Overheard at Annual Sessions Day 2

Annual Sessions

Grace Sharples-Cooke has been asking friends at Annual Sessions to share a bit about themselves while finding their way around the new campus. If you had been there to listen in on those conversations, here is a sample of what you would have overheard from these friends:

Gabbreell James is here from Green Street Monthly Meeting. A lifelong Friend, she grew up with her mother’s example of commitment to Quakerism and the social justice causes she finds so meaningful. In addition to bringing a deep commitment to Quakerism to Sessions, she also brought her wardrobe of Quaker t-shirts.
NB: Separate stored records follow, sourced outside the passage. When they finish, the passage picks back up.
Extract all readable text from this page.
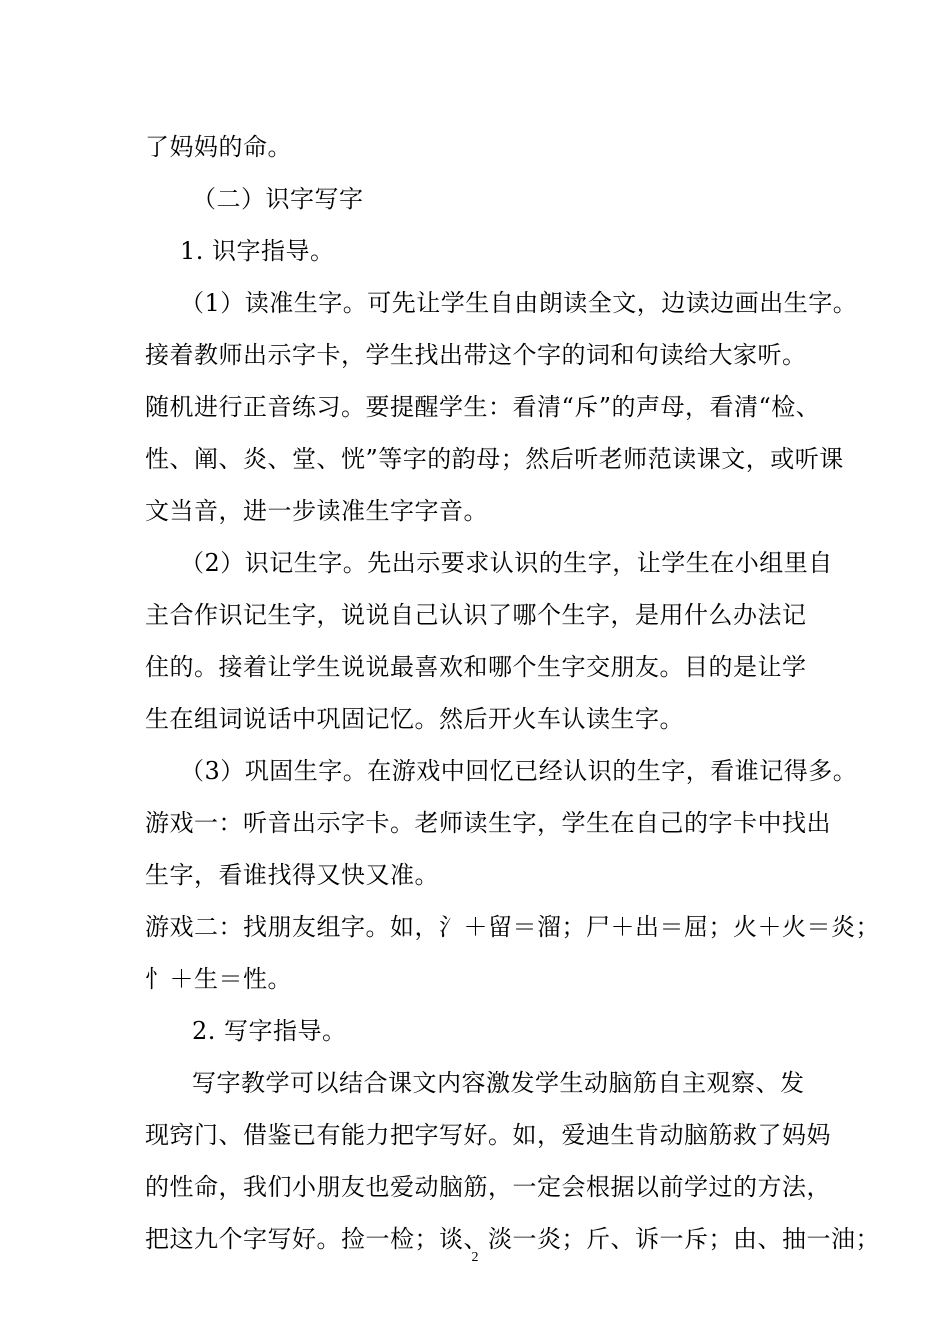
了妈妈的命。
（二）识字写字
1. 识字指导。
（1）读准生字。可先让学生自由朗读全文，边读边画出生字。
接着教师出示字卡，学生找出带这个字的词和句读给大家听。
随机进行正音练习。要提醒学生：看清“斥”的声母，看清“检、
性、阐、炎、堂、恍”等字的韵母；然后听老师范读课文，或听课
文当音，进一步读准生字字音。
（2）识记生字。先出示要求认识的生字，让学生在小组里自
主合作识记生字，说说自己认识了哪个生字，是用什么办法记
住的。接着让学生说说最喜欢和哪个生字交朋友。目的是让学
生在组词说话中巩固记忆。然后开火车认读生字。
（3）巩固生字。在游戏中回忆已经认识的生字，看谁记得多。
游戏一：听音出示字卡。老师读生字，学生在自己的字卡中找出
生字，看谁找得又快又准。
游戏二：找朋友组字。如，氵＋留＝溜；尸＋出＝屈；火＋火＝炎；
忄＋生＝性。
2. 写字指导。
写字教学可以结合课文内容激发学生动脑筋自主观察、发
现窍门、借鉴已有能力把字写好。如，爱迪生肯动脑筋救了妈妈
的性命，我们小朋友也爱动脑筋，一定会根据以前学过的方法，
把这九个字写好。捡一检；谈、淡一炎；斤、诉一斥；由、抽一油；
2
We ran into her wearing one that said, “This is what a Quaker looks like.” We can’t wait to see what she’ll be wearing tomorrow.

Gabbreell say that she likes the fellowship at Sessions and the way it connects her to what is happening in the Yearly Meeting. Plus, she says, “we came because my daughter likes it; she likes being in Middle School Friends.” Gabbreell works for the city of Philadelphia and she is an active Friend at both the monthly and yearly meeting levels. As a mother and full time career woman she hasn’t had the time to accept a role as time intensive as clerk—though she’s been asked—but she’s clerked the hospitality committee, which she considers essential to all meetings, and she has done workshops on how to build community at the invitation of a number of PYM meeting communities.
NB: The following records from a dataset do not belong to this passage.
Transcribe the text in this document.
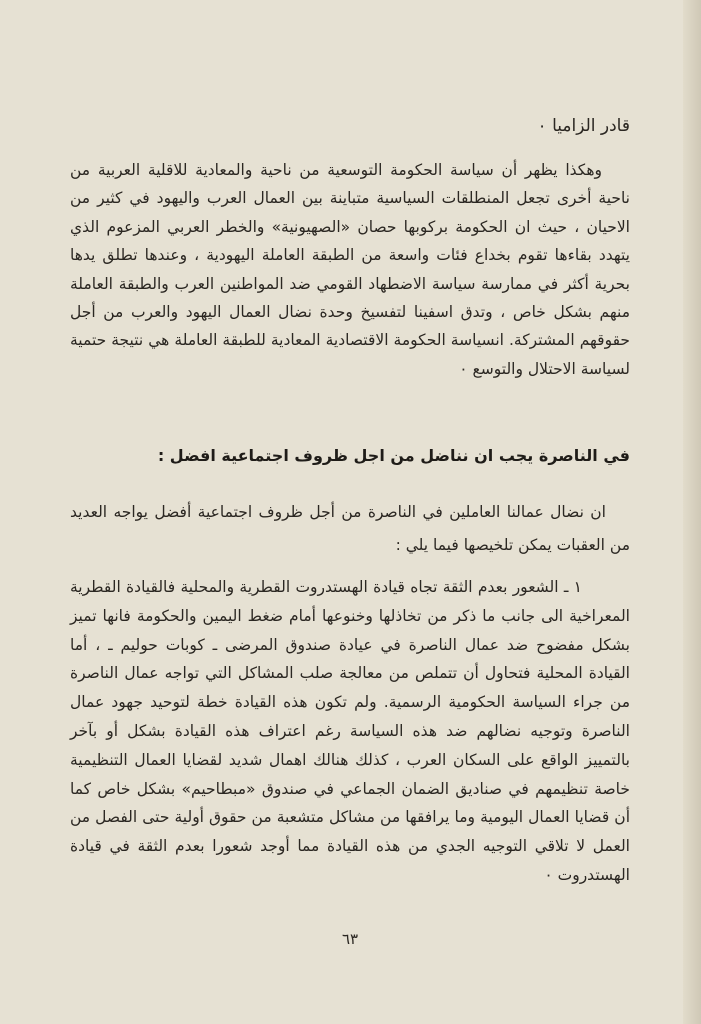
قادر الزاميا ٠

وهكذا يظهر أن سياسة الحكومة التوسعية من ناحية والمعادية للاقلية العربية من ناحية أخرى تجعل المنطلقات السياسية متباينة بين العمال العرب واليهود في كثير من الاحيان ، حيث ان الحكومة بركوبها حصان «الصهيونية» والخطر العربي المزعوم الذي يتهدد بقاءها تقوم بخداع فئات واسعة من الطبقة العاملة اليهودية ، وعندها تطلق يدها بحرية أكثر في ممارسة سياسة الاضطهاد القومي ضد المواطنين العرب والطبقة العاملة منهم بشكل خاص ، وتدق اسفينا لتفسيخ وحدة نضال العمال اليهود والعرب من أجل حقوقهم المشتركة. انسياسة الحكومة الاقتصادية المعادية للطبقة العاملة هي نتيجة حتمية لسياسة الاحتلال والتوسع ٠

في الناصرة يجب ان نناضل من اجل ظروف اجتماعية افضل :

ان نضال عمالنا العاملين في الناصرة من أجل ظروف اجتماعية أفضل يواجه العديد من العقبات يمكن تلخيصها فيما يلي :

١ ـ الشعور بعدم الثقة تجاه قيادة الهستدروت القطرية والمحلية فالقيادة القطرية المعراخية الى جانب ما ذكر من تخاذلها وخنوعها أمام ضغط اليمين والحكومة فانها تميز بشكل مفضوح ضد عمال الناصرة في عيادة صندوق المرضى ـ كوبات حوليم ـ ، أما القيادة المحلية فتحاول أن تتملص من معالجة صلب المشاكل التي تواجه عمال الناصرة من جراء السياسة الحكومية الرسمية. ولم تكون هذه القيادة خطة لتوحيد جهود عمال الناصرة وتوجيه نضالهم ضد هذه السياسة رغم اعتراف هذه القيادة بشكل أو بآخر بالتمييز الواقع على السكان العرب ، كذلك هنالك اهمال شديد لقضايا العمال التنظيمية خاصة تنظيمهم في صناديق الضمان الجماعي في صندوق «مبطاحيم» بشكل خاص كما أن قضايا العمال اليومية وما يرافقها من مشاكل متشعبة من حقوق أولية حتى الفصل من العمل لا تلاقي التوجيه الجدي من هذه القيادة مما أوجد شعورا بعدم الثقة في قيادة الهستدروت ٠

٦٣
Every year she puts on a barbecue at Green Street meeting just to have a chance to feed and be with the community she loves. As she puts it; “hospitality is vital to community, because meeting is more than worship: it is worship and community. And a community needs sustenance – they need something that allows them to stay and be together and talk. If there is no food, you are definitely not going to keep families. Meeting should be a place you are not rushing to leave, and if there isn’t food, people are going to be rushing to leave (for lunch). I’ve seen it all over PYM – someone shows up, they do their hour of worship, and they’re out the door. They are gone.” And that, Gabbreell feels, is the point at which communities start to diminish and lose engagement.

Sue Dietz, says she comes to Sessions to support the work she does at Medford Meeting, where she teaches first day school, serves on property committee and is co-recording clerk. Like many Friends, she wears many hats, all of them satisfying, or challenging, in different ways. Just now she says the work of property committee requires the most effort, which is a not-uncommon issue for most meetings. Old buildings need to be brought into compliance with ADA requirements, kitchens need renovation to support fellowship, first day school sites need updating, and the list goes on. PYM has a granting program to support such needs – for more about grants go to www.pym.org/grants.

Tom Peterson, of Unami Meeting, serves on PYM’s Administrative Council. He says “when people ask me about coming to Yearly Meeting, I tell them that the most important stuff happens in the hallways and at the tables.” He is here with his parents, Ruth and Charlie Peterson, who got married during World War II, are members at Abington Meeting, and still engaged in PYM committee work. Charlie is now 97, is active on the Peace and Concerns Standing Committee, and seems twenty years younger than his age. Ruth is in her early nineties, and is full of wit and humor.

Carter Nash, one of our Granting Group stalwarts, a PYM rep to the Pennsylvania Council of Churches, and a member of our Sessions Coordinating Committee, was feeling the community had achieved some resolution with the collective approval of our revised Faith and Practice at yesterday’s Plenary Session and Meeting for Business. “We’ve done what we can with Faith and Practice; there may be some other revisions that can be made, but in today’s world, they can be made on-line. Another version of it can be printed with any of those changes incorporated into it.” Carter said that as Plenary convened there were still “concerns about the racism issue not having a high enough profile in it … that issue was raised,” but people came together to do what they needed to do to give the community the book it needs right now.

Carter is a member at Harrisburg Meeting so his commutes to PYM meetings and events are over greater distances than most PYM members face. His love for PYM, and for Quakerism is clear, and he has been a great help in moving PYM forward.

Michael Robertson—who is both a member at Princeton Monthly Meeting, and a professor of English at The College of New Jersey—came to participate in a workshop on Mercer Street Friends yesterday, and will be returning to Sessions on Saturday to do the traveling workshop tour of Trenton’s food banks.

The author of two award-winning books: Worshipping Walt: The Whitman Disciples (Princeton UP, 2008) and Stephen Crane, Journalism, and the Making of Modern American Literature (Columbia UP, 1997), this was Michael’s first time at any Annual Sessions. He said he was really pleased that the PYM community opted to convene at the TCNJ campus and ensure there was a local focus to many of its workshops. Overall, he said, “it’s fabulous to come here and see how interested people are in what Quakers are doing in Trenton.”